Recently, after another mass killing, I read these words in the newspaper: “I don’t know how this could have been prevented.” The words shocked me. It was a way of washing the hands of responsibility, something which has become a cultural trend. What those words say is that we don’t know how to stop people who want to kill people from killing people. Is this really so? We know how to send messages through the air. We know how to make weapons of mass destruction, uber-weapons, and develop protocols and treaties and agreements and balances of power in order to keep them from being used to enact that for which they were made. We design objects that fly through space on predictable trajectories. We lie in bed while our coffee brews itself. We know how to treat mental illness. We know how to replace hearts. We know how to love.

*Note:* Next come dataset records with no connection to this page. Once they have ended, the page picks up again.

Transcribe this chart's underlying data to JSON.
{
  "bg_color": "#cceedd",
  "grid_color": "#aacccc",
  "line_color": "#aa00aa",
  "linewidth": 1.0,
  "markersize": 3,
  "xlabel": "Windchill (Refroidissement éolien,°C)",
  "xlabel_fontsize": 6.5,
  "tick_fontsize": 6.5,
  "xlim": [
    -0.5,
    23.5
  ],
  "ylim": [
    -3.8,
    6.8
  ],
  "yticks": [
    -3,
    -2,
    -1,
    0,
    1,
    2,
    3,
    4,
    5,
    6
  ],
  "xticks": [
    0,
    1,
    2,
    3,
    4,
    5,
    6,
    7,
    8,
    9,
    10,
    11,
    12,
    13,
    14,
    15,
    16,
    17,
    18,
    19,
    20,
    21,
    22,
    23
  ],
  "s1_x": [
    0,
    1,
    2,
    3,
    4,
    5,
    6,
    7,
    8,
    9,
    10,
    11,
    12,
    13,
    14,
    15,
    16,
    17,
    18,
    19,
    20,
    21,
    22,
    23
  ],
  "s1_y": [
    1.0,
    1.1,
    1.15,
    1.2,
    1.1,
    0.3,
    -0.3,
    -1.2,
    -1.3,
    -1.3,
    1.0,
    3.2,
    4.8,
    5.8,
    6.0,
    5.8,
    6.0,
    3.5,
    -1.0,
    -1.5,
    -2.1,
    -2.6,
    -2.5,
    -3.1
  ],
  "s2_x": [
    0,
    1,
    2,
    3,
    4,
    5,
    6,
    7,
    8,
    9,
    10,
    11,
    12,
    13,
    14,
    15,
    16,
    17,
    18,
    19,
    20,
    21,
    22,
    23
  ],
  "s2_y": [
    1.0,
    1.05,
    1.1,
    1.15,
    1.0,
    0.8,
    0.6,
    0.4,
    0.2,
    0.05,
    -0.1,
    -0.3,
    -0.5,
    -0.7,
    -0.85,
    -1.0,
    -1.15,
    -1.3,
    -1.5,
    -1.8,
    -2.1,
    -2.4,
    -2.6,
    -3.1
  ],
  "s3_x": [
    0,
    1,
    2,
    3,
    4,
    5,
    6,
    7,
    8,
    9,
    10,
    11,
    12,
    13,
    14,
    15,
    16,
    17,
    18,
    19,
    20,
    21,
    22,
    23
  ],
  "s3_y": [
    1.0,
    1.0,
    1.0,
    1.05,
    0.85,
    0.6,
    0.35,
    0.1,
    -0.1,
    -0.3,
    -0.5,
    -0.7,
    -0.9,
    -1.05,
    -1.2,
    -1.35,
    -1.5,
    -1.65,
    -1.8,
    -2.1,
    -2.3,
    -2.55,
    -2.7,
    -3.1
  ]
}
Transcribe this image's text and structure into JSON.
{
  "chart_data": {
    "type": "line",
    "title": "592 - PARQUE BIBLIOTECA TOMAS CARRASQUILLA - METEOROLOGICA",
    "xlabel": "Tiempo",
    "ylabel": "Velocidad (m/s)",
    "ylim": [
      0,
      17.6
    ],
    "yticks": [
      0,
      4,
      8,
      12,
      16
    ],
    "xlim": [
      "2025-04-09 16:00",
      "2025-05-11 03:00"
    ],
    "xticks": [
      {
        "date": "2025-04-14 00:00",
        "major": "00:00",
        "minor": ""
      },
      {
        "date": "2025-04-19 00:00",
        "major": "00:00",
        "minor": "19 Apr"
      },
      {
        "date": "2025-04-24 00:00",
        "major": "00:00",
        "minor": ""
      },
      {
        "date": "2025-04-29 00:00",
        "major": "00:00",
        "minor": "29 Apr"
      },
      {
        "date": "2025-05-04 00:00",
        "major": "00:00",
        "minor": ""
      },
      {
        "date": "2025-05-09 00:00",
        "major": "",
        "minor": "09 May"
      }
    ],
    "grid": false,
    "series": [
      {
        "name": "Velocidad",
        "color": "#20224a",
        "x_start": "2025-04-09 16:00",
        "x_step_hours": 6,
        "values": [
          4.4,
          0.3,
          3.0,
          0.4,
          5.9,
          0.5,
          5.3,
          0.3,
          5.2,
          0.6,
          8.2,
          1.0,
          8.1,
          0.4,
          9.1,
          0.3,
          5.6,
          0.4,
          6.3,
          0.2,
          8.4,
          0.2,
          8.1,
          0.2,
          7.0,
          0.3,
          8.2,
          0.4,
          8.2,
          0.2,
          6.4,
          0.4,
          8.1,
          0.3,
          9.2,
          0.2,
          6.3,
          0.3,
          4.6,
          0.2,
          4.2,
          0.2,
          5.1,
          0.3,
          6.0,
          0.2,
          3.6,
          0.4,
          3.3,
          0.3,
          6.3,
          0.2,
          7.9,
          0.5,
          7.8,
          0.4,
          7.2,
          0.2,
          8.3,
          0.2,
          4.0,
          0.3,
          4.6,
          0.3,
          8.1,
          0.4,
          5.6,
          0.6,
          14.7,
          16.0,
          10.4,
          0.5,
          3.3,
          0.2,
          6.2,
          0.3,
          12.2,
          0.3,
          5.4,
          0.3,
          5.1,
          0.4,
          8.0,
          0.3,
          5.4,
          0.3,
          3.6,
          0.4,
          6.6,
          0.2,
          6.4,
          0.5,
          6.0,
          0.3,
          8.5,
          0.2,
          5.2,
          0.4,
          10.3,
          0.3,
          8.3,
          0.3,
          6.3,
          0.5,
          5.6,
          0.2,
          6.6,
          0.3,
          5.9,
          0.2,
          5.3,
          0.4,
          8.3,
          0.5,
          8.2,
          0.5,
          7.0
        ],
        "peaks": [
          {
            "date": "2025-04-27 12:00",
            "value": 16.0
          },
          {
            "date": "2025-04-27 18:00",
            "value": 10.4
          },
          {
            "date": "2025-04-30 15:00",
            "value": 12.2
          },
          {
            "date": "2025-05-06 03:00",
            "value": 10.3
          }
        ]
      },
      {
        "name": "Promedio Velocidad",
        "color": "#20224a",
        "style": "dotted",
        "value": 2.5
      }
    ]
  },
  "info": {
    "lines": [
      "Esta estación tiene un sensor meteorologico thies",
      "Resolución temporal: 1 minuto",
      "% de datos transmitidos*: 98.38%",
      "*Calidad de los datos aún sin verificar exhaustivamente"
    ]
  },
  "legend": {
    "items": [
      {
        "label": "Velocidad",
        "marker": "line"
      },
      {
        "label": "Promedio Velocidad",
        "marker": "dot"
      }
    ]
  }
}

We know how to hate without violence. We know how to use guns without malicious intent. We know that while the weapons of war may be appropriate to war, they have no place in our domestic lives. We know that all guns are not created equal. And this is what we can control, this is how we can prevent. Because gun owners are not created equal either, and there is precious little we can do about that.
I don’t shoot my gun anymore. It doesn’t live in my house, and the hunting culture I grew up in seems distant, foreign. It has no place here in my present life. Now I eat what others have killed, instead of killing what others would eat. I thank the animal on my plate. It makes no difference, I’m told, but softens a perceived hypocrisy. I miss the sensual details around hunting but not the hunting itself. I miss the dark turning to dawn in a duck blind. I miss the sound of wings and the feeling of being buried by avian hearts beating fast. I miss the sound of survival and the smell and taste of gunpowder. In the best of worlds, a kind of love leads us to kill. When we track an animal correctly, we track it with appreciation and love. Empathy makes us successful hunters. It allows us to get inside an animal’s skin, to know its mind and habits and where and when it drinks and the paths it takes. Empathy makes us more than gun owners; it makes us hunters. It makes us part of something large and ancient and laced with life-giving energy and connection. As you read this you are thinking, ‘Yes…but….’ Please understand that I am thinking that, too.